🤖 AI Summary
Deep neural network (DNN) acceleration on heterogeneous dataflow accelerators faces two key bottlenecks: high off-chip memory traffic due to coarse-grained per-layer mapping, and insufficient latency responsiveness for edge deployment caused by batch-level pipelining.
Method: This work proposes a fine-grained, depth-first scheduling methodology that enables efficient layer-fused DNN mapping onto heterogeneous multi-core accelerators.

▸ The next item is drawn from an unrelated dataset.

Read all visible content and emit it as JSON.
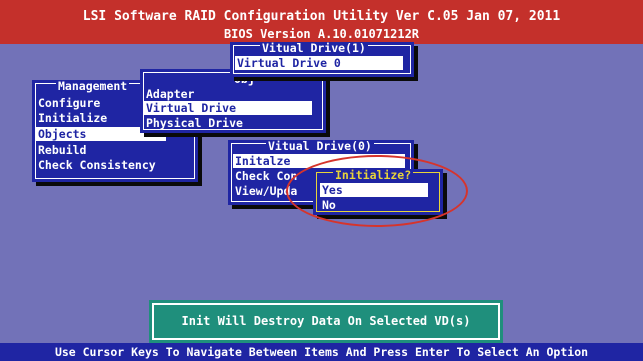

Contribution/Results: We introduce Stream—a first-of-its-kind open-source modeling framework jointly optimizing multi-granularity scheduling and heterogeneous architecture—and reveal the decisive impact of high-level architectural choices on energy efficiency. Leveraging scheduling modeling, multi-objective optimization (energy/delay/memory), layer-fused DNN representation, and hardware-abstracted simulation, Stream achieves <5% measurement error across three state-of-the-art hardware platforms. Compared to conventional layer-granularity scheduling, it improves the energy-delay product by up to 30× and delivers core-to-heterogeneous-multi-core speedups of 2.4–30×.
📝 Abstract
To keep up with the ever-growing performance demand of neural networks, specialized hardware (HW) accelerators are shifting towards multi-core and chiplet architectures. So far, these multi-accelerator systems exploit the increased parallelism by pipelining different NN layers across input batches on different cores to increase throughput. Yet, when pursuing this with non-batched layer-by-layer scheduling of latency-critical applications, this fails to fully exploit the available HW resources towards energy-efficient execution at the edge. This work, therefore, enables fine-grained depth-first scheduling of layer-fused DNNs onto multi-core architectures through an open-source modeling framework called Stream. Stream is capable of representing a wide range of scheduling granularities and HW architectures and optimizes execution schedules towards minimal energy, minimal latency and/or minimal memory footprint for constrained edge devices. We validate against three SotA HW implementations employing layer-fused scheduling showing tight matching with measured efficiencies. Using Stream in further explorations, we demonstrate that high-level architectural decisions greatly impact hardware efficiency under the fine-grained scheduling paradigm, reducing the energy-delay product from 2.4x for single-core architectures to up to 30x for heterogeneous multi-core architectures compared to the traditional scheduling at layer granularity.